The first California condor to reach Yurok ancestral land in over a century arrived by plane and car in late March of 2022. The small plane that carried Condor 746 had a rough landing, and the bird was irritable. He rattled around in a large dog crate during the three-hour drive to the tribe’s newly built condor facility, in a remote location in Redwood National Park.
Once there, he hopped into the flight pen, a tall enclosure of wire mesh, furnished with log perches and a drinking pool. At 8 years old, Condor 746 is an adult, his naked head bright pink instead of the black found in younger birds. He’s on loan from the captive breeding program at the Peregrine Fund’s World Center for Birds of Prey in Boise, Idaho. His job is to act as the mentor for four juvenile birds who will become the founders of a reborn condor society in Yurok country.
“We have mentors because condors are so social,” says Joe Burnett, California Condor Recovery Program Manager at the Ventana Wildlife Society.
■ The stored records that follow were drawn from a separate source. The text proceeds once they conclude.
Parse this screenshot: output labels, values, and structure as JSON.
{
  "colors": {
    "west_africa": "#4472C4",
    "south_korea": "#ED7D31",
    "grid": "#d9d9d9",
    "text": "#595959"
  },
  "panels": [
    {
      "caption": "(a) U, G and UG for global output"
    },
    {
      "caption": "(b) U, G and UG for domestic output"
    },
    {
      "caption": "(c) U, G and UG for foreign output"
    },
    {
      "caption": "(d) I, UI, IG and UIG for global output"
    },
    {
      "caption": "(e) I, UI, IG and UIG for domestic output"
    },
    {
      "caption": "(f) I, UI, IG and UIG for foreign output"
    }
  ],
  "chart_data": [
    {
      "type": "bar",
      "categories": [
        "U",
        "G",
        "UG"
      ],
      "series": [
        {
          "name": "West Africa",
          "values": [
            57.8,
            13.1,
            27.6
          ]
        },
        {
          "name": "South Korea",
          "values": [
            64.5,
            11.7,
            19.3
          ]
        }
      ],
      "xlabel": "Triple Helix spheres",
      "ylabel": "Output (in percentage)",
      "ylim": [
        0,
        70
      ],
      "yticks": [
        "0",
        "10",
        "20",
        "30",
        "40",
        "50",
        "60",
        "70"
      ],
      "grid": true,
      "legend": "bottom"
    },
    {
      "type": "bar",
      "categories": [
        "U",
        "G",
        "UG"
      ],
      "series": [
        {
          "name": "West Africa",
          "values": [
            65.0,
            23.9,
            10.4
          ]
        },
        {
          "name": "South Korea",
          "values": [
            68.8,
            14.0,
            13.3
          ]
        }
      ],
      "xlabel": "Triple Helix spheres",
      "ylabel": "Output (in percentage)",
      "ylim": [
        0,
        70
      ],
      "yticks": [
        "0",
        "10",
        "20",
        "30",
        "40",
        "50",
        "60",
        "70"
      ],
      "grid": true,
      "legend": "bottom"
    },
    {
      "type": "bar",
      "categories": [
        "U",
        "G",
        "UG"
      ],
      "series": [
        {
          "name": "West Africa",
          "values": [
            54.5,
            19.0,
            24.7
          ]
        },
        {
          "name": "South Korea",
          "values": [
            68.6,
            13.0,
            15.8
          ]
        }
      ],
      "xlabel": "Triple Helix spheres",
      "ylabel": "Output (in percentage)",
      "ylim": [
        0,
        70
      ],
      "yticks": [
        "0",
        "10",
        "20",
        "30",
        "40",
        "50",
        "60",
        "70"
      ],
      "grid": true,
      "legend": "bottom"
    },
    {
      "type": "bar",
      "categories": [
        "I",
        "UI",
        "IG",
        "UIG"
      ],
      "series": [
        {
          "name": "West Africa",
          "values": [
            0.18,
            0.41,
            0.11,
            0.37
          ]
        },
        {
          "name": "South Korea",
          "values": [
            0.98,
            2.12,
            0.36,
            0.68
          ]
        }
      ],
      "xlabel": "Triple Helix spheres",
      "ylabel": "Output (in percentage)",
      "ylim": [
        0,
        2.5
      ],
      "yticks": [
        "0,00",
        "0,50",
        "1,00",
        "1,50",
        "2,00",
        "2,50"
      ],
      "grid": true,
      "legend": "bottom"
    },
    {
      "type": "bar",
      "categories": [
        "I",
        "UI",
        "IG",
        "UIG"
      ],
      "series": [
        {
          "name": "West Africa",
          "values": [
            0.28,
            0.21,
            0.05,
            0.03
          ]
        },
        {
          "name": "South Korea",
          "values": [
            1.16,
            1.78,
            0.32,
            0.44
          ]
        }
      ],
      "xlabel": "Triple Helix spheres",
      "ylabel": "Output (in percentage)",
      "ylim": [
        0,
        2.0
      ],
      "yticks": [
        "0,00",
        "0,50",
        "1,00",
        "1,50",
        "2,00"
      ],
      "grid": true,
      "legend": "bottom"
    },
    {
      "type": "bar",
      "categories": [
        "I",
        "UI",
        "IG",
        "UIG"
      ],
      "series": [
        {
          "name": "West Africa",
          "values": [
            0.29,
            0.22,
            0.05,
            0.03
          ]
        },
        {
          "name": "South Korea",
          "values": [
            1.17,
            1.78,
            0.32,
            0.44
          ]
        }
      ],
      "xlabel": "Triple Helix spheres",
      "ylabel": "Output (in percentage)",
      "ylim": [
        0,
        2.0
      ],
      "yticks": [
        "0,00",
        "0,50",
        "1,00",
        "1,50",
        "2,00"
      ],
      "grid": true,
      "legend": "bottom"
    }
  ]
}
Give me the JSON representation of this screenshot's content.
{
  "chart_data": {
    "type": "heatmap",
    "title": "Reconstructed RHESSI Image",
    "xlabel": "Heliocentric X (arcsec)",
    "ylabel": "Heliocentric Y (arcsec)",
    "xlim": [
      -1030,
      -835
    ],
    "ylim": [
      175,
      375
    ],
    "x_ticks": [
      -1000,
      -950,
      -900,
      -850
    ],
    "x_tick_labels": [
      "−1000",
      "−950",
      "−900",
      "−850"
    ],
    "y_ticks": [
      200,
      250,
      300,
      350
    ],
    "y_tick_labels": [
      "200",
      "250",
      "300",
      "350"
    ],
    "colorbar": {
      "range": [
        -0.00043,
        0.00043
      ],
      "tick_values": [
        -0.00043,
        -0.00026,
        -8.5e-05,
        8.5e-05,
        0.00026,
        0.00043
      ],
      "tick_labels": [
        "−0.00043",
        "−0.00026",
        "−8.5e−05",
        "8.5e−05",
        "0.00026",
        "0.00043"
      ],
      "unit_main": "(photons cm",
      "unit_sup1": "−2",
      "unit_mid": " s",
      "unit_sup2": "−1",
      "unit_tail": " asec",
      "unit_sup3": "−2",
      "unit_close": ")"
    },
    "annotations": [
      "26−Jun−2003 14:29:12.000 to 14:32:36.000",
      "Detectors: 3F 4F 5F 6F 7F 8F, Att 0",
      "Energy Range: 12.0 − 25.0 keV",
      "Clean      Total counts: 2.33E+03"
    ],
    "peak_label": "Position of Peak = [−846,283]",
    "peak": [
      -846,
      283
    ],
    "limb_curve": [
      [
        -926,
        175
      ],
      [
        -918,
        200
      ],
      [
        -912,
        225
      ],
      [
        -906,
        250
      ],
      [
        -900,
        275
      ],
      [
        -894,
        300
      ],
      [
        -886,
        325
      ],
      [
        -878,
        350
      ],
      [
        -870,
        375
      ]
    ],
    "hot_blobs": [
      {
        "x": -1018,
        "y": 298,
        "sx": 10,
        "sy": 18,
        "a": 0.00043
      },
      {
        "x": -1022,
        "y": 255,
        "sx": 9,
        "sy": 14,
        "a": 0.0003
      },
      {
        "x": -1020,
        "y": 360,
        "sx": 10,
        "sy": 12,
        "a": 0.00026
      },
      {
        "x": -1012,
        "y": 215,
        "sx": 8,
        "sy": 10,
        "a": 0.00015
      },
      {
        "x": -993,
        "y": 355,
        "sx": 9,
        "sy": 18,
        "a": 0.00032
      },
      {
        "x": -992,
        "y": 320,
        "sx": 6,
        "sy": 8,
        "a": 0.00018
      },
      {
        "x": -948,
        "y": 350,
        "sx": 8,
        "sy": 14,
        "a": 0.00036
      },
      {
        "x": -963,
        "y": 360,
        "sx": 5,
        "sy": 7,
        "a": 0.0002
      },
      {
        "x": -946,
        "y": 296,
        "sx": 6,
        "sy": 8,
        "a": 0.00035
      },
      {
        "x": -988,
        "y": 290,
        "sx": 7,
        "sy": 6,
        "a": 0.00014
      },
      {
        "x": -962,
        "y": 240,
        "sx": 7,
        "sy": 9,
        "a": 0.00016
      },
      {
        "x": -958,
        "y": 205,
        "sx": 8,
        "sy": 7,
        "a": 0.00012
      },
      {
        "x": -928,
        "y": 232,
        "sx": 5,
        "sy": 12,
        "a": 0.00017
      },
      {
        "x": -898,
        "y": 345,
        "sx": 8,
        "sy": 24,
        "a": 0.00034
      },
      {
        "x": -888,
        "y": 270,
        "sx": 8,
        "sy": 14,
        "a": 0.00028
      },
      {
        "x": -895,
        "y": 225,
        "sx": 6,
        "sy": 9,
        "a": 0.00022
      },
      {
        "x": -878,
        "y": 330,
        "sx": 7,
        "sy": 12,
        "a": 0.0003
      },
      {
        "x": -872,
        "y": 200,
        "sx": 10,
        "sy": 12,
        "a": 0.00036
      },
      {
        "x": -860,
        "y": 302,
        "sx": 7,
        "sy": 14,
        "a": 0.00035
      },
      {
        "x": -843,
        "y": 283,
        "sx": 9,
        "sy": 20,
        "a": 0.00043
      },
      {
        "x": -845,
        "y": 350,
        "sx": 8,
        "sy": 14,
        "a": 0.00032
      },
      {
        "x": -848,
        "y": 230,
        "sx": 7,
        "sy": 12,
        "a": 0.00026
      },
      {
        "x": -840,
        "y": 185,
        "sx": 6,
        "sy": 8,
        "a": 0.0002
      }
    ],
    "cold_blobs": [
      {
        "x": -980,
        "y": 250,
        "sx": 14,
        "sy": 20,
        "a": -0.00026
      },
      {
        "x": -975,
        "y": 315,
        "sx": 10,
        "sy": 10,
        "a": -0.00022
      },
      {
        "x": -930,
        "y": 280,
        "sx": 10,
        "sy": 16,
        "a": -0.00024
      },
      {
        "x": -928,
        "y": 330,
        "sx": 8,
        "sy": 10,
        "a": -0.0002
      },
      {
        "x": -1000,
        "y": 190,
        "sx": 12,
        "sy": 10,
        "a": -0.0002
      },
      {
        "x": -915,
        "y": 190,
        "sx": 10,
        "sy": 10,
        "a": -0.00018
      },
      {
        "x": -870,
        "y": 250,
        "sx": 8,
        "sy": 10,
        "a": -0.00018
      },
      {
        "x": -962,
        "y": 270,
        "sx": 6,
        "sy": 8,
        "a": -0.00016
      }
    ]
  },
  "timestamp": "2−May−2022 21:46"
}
Young birds in a pen with no adult will become unruly. “You get the Lord of the Flies syndrome,” says Burnett. He and his colleagues quickly learned that release programs need an adult to serve as a role model and enforce the social hierarchy that is crucial to the flock’s survival.
A few days after 746 arrived, Condor A0, age 2, entered the flight pen. The first thing she focused on was 746, lounging on a perch. Understanding that she was in a safe place, A0 checked out the food—the carcass of a stillborn calf—then flapped onto a perch and fluffed up her feathers, a sign of avian contentment. Three young male condors, tagged A1, A2, and A3, followed. The youngsters had been living together for months at other condor facilities in Boise, Idaho, and San Simeon, California, and they already felt at home with each other.
Condor, known as prey-go-neesh in the native language, is sacred to the Yurok people. The Yurok reservation lies along the Klamath River in northwest California, but much of the tribe’s ancestral land is now in the hands of government agencies or private landowners. The tribe has been working to bring back the California condor since 2003, when a group of elders identified the bird as a keystone species for both culture and ecology, and therefore the most important land-based creature in need of restoration.
Nineteen years after the Yurok made that bold decision, the condors arrived. Elders who had worked toward that pivotal moment watched as Tiana Williams-Claussen, director of the Yurok Wildlife Department, and her colleagues released each newcomer into the pen.
Williams-Claussen’s job is to understand the details of condor biology and to interpret Yurok culture for the wider world. A tribal member, she grew up on the coast near the mouth of the Klamath, and went off to Harvard University. She didn’t set out to be a condor biologist, but when she returned in 2007 with a degree in biochemical sciences, condor restoration was the work her people needed her to do. Williams-Claussen has since spent 14 years living and breathing condors, learning how to handle them, building partnerships with government agencies, and listening to what Yurok elders have to say about the great bird.
The California condor is a critically endangered species: In the 1980s, the total population dwindled to fewer than 30 individuals. Biologists concluded the species’ only chance of survival lay in capturing every living condor in order to breed the birds in captivity, safe from poisons and power lines.
Reintroducing condors to the wild proved difficult, however, and the process became a dramatic lesson for biologists on the importance of parenting and the slow pace of growing up among these long-lived, highly social birds. Scientists learned that time spent with adults was critical to the behavioral development of young condors. They also found that in a species where adults follow and protect their offspring for a year or more after the birds fledge, youngsters pioneering landscapes empty of condors require lots of human babysitting.